While mindfulness is distinctly different to Mindset, they both go hand in hand to foster a positive learning environment.
Mindfulness refers to a form of awareness whereby one observes and non-judgementally pays attention to thoughts and feelings as well as being cognisant of what is happening outside the body in the world. A mindfulness practice can help loosen the grip of habitual, self-limiting, and ‘fixed’ ways of thinking about and responding to ourselves and other students in the classroom.
Teachers can play a big part in fostering their students mindfulness, firstly from the way they use praise and feedback – if a student learns that a teacher values effort, learning from mistakes and perseverance they are more likely to be motivated and enjoy and embrace the learning process.
A mindful teacher also recognises their own mindset and is likely to be more observant at spotting a students individual strengths and focus less on their limitations.

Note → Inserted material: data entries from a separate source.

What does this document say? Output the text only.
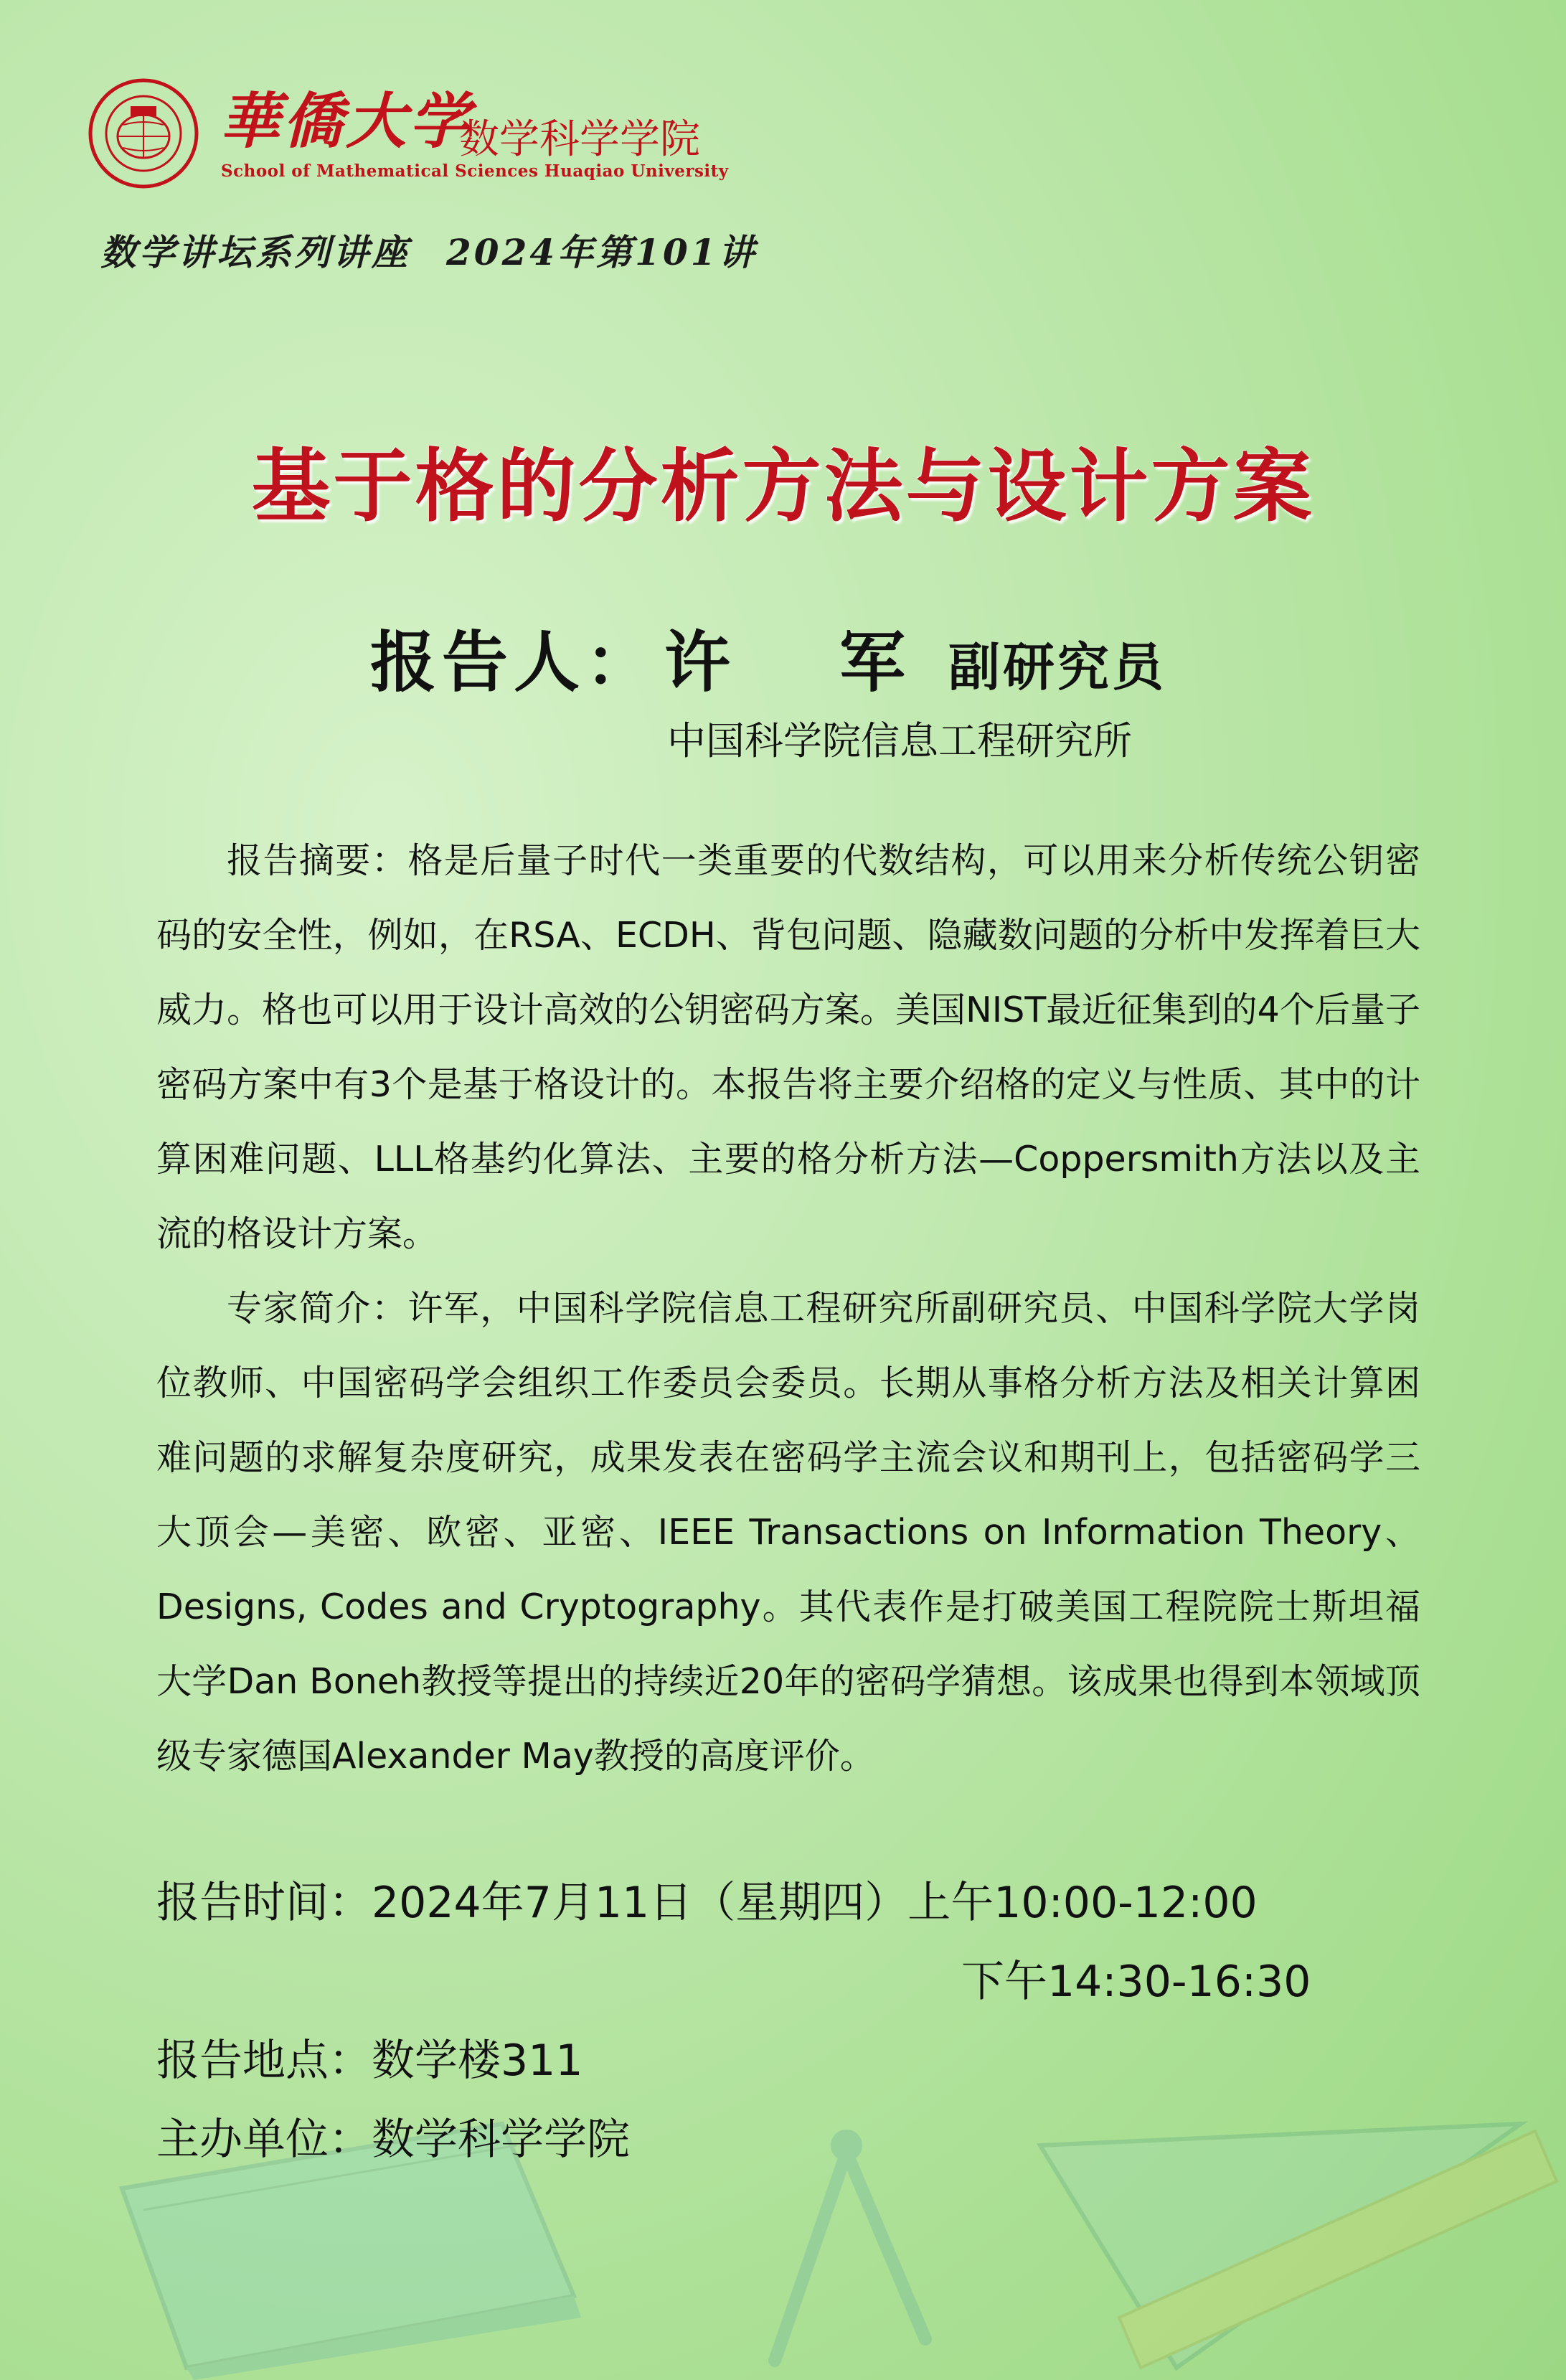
華僑大学
数学科学学院
School of Mathematical Sciences Huaqiao University
数学讲坛系列讲座 2024年第101讲
基于格的分析方法与设计方案
报告人： 许 军副研究员
中国科学院信息工程研究所

报告摘要：格是后量子时代一类重要的代数结构，可以用来分析传统公钥密码的安全性，例如，在RSA、ECDH、背包问题、隐藏数问题的分析中发挥着巨大威力。格也可以用于设计高效的公钥密码方案。美国NIST最近征集到的4个后量子密码方案中有3个是基于格设计的。本报告将主要介绍格的定义与性质、其中的计算困难问题、LLL格基约化算法、主要的格分析方法—Coppersmith方法以及主流的格设计方案。

专家简介：许军，中国科学院信息工程研究所副研究员、中国科学院大学岗位教师、中国密码学会组织工作委员会委员。长期从事格分析方法及相关计算困难问题的求解复杂度研究，成果发表在密码学主流会议和期刊上，包括密码学三大顶会—美密、欧密、亚密、IEEE Transactions on Information Theory、Designs, Codes and Cryptography。其代表作是打破美国工程院院士斯坦福大学Dan Boneh教授等提出的持续近20年的密码学猜想。该成果也得到本领域顶级专家德国Alexander May教授的高度评价。

报告时间：2024年7月11日（星期四）上午10:00-12:00
下午14:30-16:30
报告地点：数学楼311
主办单位：数学科学学院
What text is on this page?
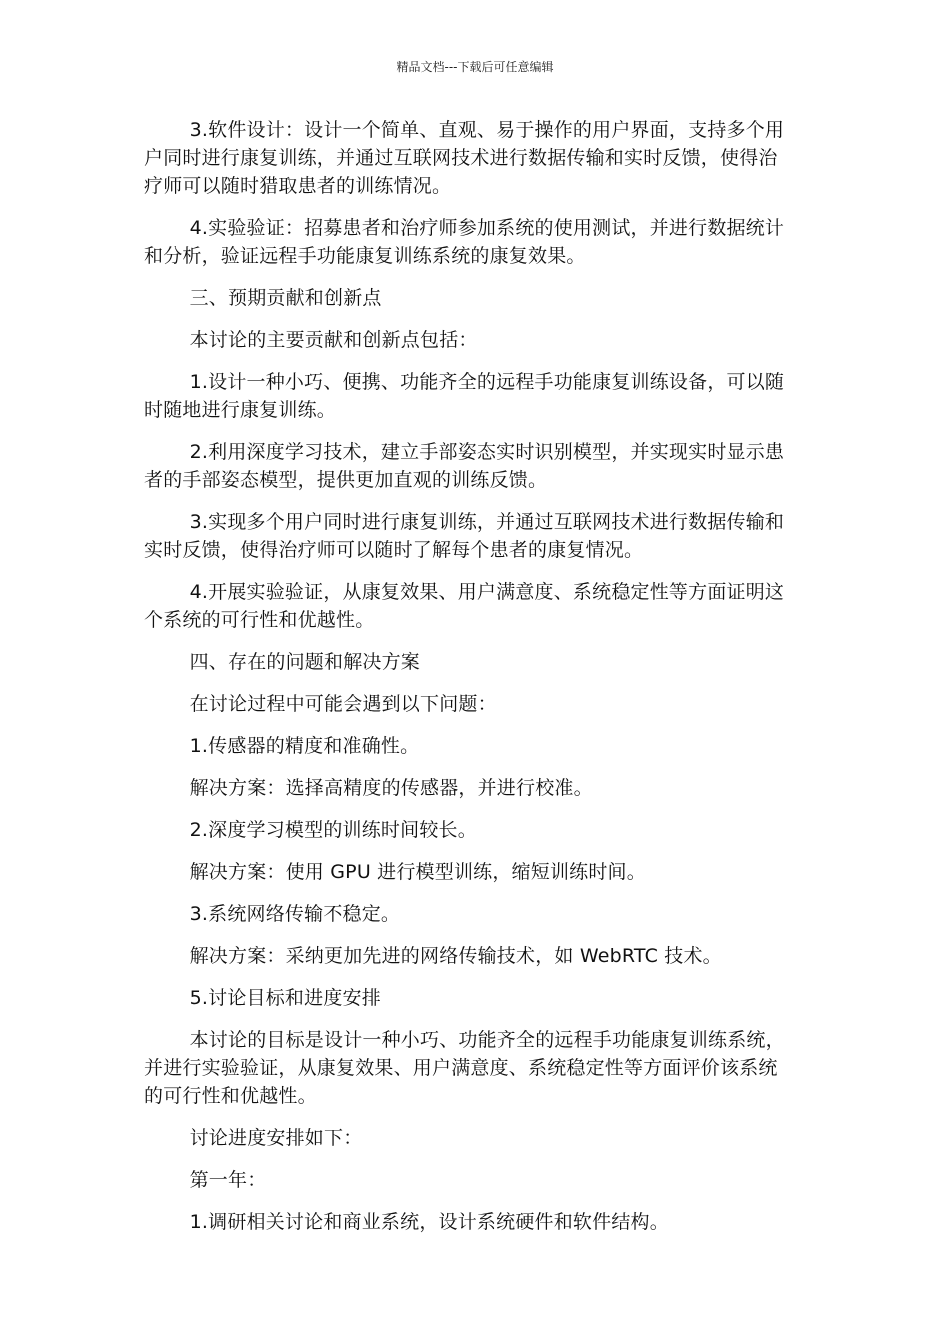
精品文档---下载后可任意编辑

3.软件设计：设计一个简单、直观、易于操作的用户界面，支持多个用户同时进行康复训练，并通过互联网技术进行数据传输和实时反馈，使得治疗师可以随时猎取患者的训练情况。

4.实验验证：招募患者和治疗师参加系统的使用测试，并进行数据统计和分析，验证远程手功能康复训练系统的康复效果。

三、预期贡献和创新点

本讨论的主要贡献和创新点包括：

1.设计一种小巧、便携、功能齐全的远程手功能康复训练设备，可以随时随地进行康复训练。

2.利用深度学习技术，建立手部姿态实时识别模型，并实现实时显示患者的手部姿态模型，提供更加直观的训练反馈。

3.实现多个用户同时进行康复训练，并通过互联网技术进行数据传输和实时反馈，使得治疗师可以随时了解每个患者的康复情况。

4.开展实验验证，从康复效果、用户满意度、系统稳定性等方面证明这个系统的可行性和优越性。

四、存在的问题和解决方案

在讨论过程中可能会遇到以下问题：

1.传感器的精度和准确性。

解决方案：选择高精度的传感器，并进行校准。

2.深度学习模型的训练时间较长。

解决方案：使用 GPU 进行模型训练，缩短训练时间。

3.系统网络传输不稳定。

解决方案：采纳更加先进的网络传输技术，如 WebRTC 技术。

5.讨论目标和进度安排

本讨论的目标是设计一种小巧、功能齐全的远程手功能康复训练系统，并进行实验验证，从康复效果、用户满意度、系统稳定性等方面评价该系统的可行性和优越性。

讨论进度安排如下：

第一年：

1.调研相关讨论和商业系统，设计系统硬件和软件结构。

Mindfulness training can also decrease activity in those areas of the brain associated with anxiety, worry, and impulsivity.
A growth mindset is the biggest asset for future career success.
Environments that focus on intelligence and achievements can lead to failure-avoidance whereby students would rather not try at all than risk failure and humiliation. If students are taught that effort and persistence are key they are more willing to keep trying until they are successful and ultimately learn more and progress further.
Students with a growth mindset are more likely to embrace working in teams all sharing unique ideas to help complete a challenge.
By removing any negative connotations associated with failure, students are more likely to embrace and enjoy the learning process. The are free to enjoy a new activity even if they aren’t very good at it. They won’t feel bad when they get something wrong which will improve their self esteem and remove any stress and anxiety.
In a study performed by Baer, Grant, and Dweck (2005), students in the fixed mindset had higher levels of depression because they ruminated over problems and setbacks. In another report from researchers at Duke University, there was a strong link found between anxiety and depression among females who aspire to “effortless perfection.”